С другой стороны, восстание в Венгрии может быть спроецировано на Гражданскую войну в Испании, также завершившуюся интервенцией. В свою очередь, испанская война заставляет вспомнить американскую Гражданскую войну, подробно описанную в мемуарах Генри Адамса. Именно для «потерянного поколения» «Воспитание Генри Адамса» и стало настольной книгой. Заметим, что сопоставление Адамса и Каллисто проведено — достаточно редкий случай — от лица самого Пинчона. Еще раз напомню, что большинство идей, изложенных Каллисто в его надиктованных записках, почерпнуто из «Воспитания…», что позволяет поставить под сомнение их новизну: действительно, концепция «тепловой смерти» относится к началу века, и, тем самым, записки Каллисто отсылают нас к «прекрасной эпохе», предшествующей первой мировой войне, точно так же, как его воспоминания — ко времени, предшествующему второй мировой.

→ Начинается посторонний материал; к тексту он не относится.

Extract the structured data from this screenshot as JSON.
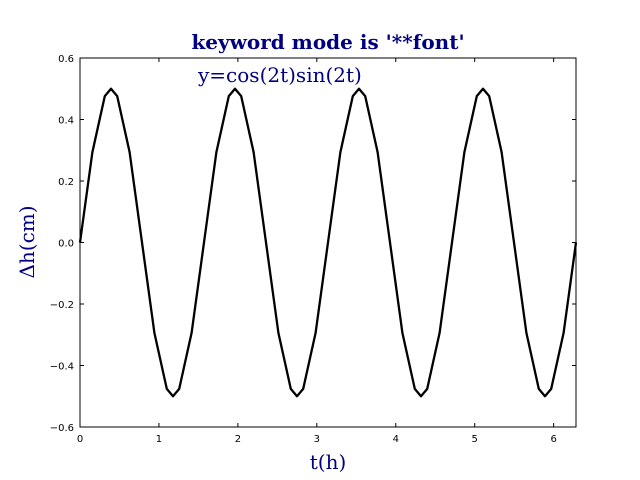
{
  "chart_data": {
    "type": "line",
    "title": "keyword mode is '**font'",
    "xlabel": "t(h)",
    "ylabel": "Δh(cm)",
    "annotation": "y=cos(2t)sin(2t)",
    "xlim": [
      0,
      6.283185307
    ],
    "ylim": [
      -0.6,
      0.6
    ],
    "xticks": [
      0,
      1,
      2,
      3,
      4,
      5,
      6
    ],
    "xtick_labels": [
      "0",
      "1",
      "2",
      "3",
      "4",
      "5",
      "6"
    ],
    "yticks": [
      -0.6,
      -0.4,
      -0.2,
      0.0,
      0.2,
      0.4,
      0.6
    ],
    "ytick_labels": [
      "−0.6",
      "−0.4",
      "−0.2",
      "0.0",
      "0.2",
      "0.4",
      "0.6"
    ],
    "grid": false,
    "series": [
      {
        "color": "#000000",
        "x": [
          0,
          0.1571,
          0.3142,
          0.3927,
          0.4712,
          0.6283,
          0.7854,
          0.9425,
          1.0996,
          1.1781,
          1.2566,
          1.4137,
          1.5708,
          1.7279,
          1.885,
          1.9635,
          2.042,
          2.1991,
          2.3562,
          2.5133,
          2.6704,
          2.7489,
          2.8274,
          2.9845,
          3.1416,
          3.2987,
          3.4558,
          3.5343,
          3.6128,
          3.7699,
          3.927,
          4.0841,
          4.2412,
          4.3197,
          4.3982,
          4.5553,
          4.7124,
          4.8695,
          5.0265,
          5.1051,
          5.1836,
          5.3407,
          5.4978,
          5.6549,
          5.812,
          5.8905,
          5.969,
          6.1261,
          6.2832
        ],
        "y": [
          0,
          0.294,
          0.476,
          0.5,
          0.476,
          0.294,
          0,
          -0.294,
          -0.476,
          -0.5,
          -0.476,
          -0.294,
          0,
          0.294,
          0.476,
          0.5,
          0.476,
          0.294,
          0,
          -0.294,
          -0.476,
          -0.5,
          -0.476,
          -0.294,
          0,
          0.294,
          0.476,
          0.5,
          0.476,
          0.294,
          0,
          -0.294,
          -0.476,
          -0.5,
          -0.476,
          -0.294,
          0,
          0.294,
          0.476,
          0.5,
          0.476,
          0.294,
          0,
          -0.294,
          -0.476,
          -0.5,
          -0.476,
          -0.294,
          0
        ]
      }
    ]
  }
}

Отметим, что почти все исторические эпохи связаны с Европой — желание гостей Митболла отправиться в Европу, чтобы заняться настоящим делом, отражается в рассказе Каллисто о его жизни во Франции, в упоминании Миллера и Адамса, много лет живших в Европе.
«Опрокидывая» рассказ в будущее, мы видим в нем признаки приближающейся бури шестидесятых: сигареты с травкой выступают предвестниками великого наркотического бума (которому Пинчон тоже отдал дань: в ностальгическом «Вайнленде» пыхают с первой до последней страницы), а полуаннамитка Обад заставляет вспомнить о вьетнамской войне (возможно, ее происхождение уже тогда было для Пинчона важно в связи с французской колониальной политикой — учитывая его дальнейший интерес к подобным темам, этого нельзя исключить). Точно так же финальное молчание Саула, Каллисто и Дюка выглядит сегодня предвестием молчания самого Пинчона, словно пародирующего своим поведением постструктуралистскую идею «смерти автора».
Мы видим, как исторические отсылки перекрещиваются и пересекаются друг с другом. Благодаря этому время действия «Энтропии» оказывается одновременно послевоенным и предвоенным; ожиданием апокалипсиса и послесловием к нему.
Точно так же дробится и образ Каллисто. Кто он: древний царь, не смеющий покинуть свой дом? Унамуно, арестованный фалангистами? Генри Адамс, пытающийся в начале века описать хаос истории? Или пародия на всех них? Впрочем, точнее будет назвать это пастишем — одинаково внеположенной любой философской или эстетической системе пародией, за которой уже не стоит понятие о норме. Благодаря подобной системе соответствий в самом Адамсе начинают проглядывать черты древнего царя, в Унамуно — американского историка, а в Винере (лже)пророка новой религии.
Столь же успешно сопротивляется однозначной интерпретации финальный жест Обад. Она разбивает окно, чтобы побороть энтропию, нарушив замкнутость системы? Или чтобы открыть дорогу хаосу? И если да — то для чего? Чтобы приготовиться к смерти или чтобы — вопреки неудачному опыту Каллисто научиться жить в хаосе, опровергнув вынесенную в эпиграф точку зрения Генри Адамса?
Мы видели несколько мотивных слоев: естественно-научный, связанный с заглавным понятием; музыкальный, включающий в себя отсылки к Моцарту, различным направлениям джаза и «Истории солдата» Стравинского; фольклорный, содержащий скрытые ссылки на Афанасьева и Фрэзера; исторический, охватывающий одну за другой несколько эпох, уходящих едва ли не к XVIII веку; и, наконец, политический слой, наиболее слабо прощупываемый, но, возможно, также присутствующий в тексте. Постоянное мерцание смысла, дублирование одних и тех же конструкций на разных уровнях создают систему взаимоотражающих пародий, лишая рассказ однозначной «морали». Виртуозная техника Пинчона позволяет ему, пародируя с помощью снижающих отсылок пессимизм и отчаяние Каллисто, не приглушить, а усилить мрачный эффект рассказа: в разбитом стекле оранжереи отражаются Генри Адамс, Унамуно, Миллер, Винер и древние цари.
В связи с этим часто употребляемый при разговоре о Пинчоне термин «игра» пусть даже в серьезном хейзингианском смысле — не представляется мне особо удачным. «Энтропия» — не столько результат пародийного переосмысления первой половины XX века, сколько блестящий пример текста, провоцирующего читателя и критика на бесконечное количество интерпретаций, не уничтожающих, но подпитывающих друг друга, переставляющих акценты и не позволяющих зафиксировать внутренним зрением упорядоченную, стройную картину.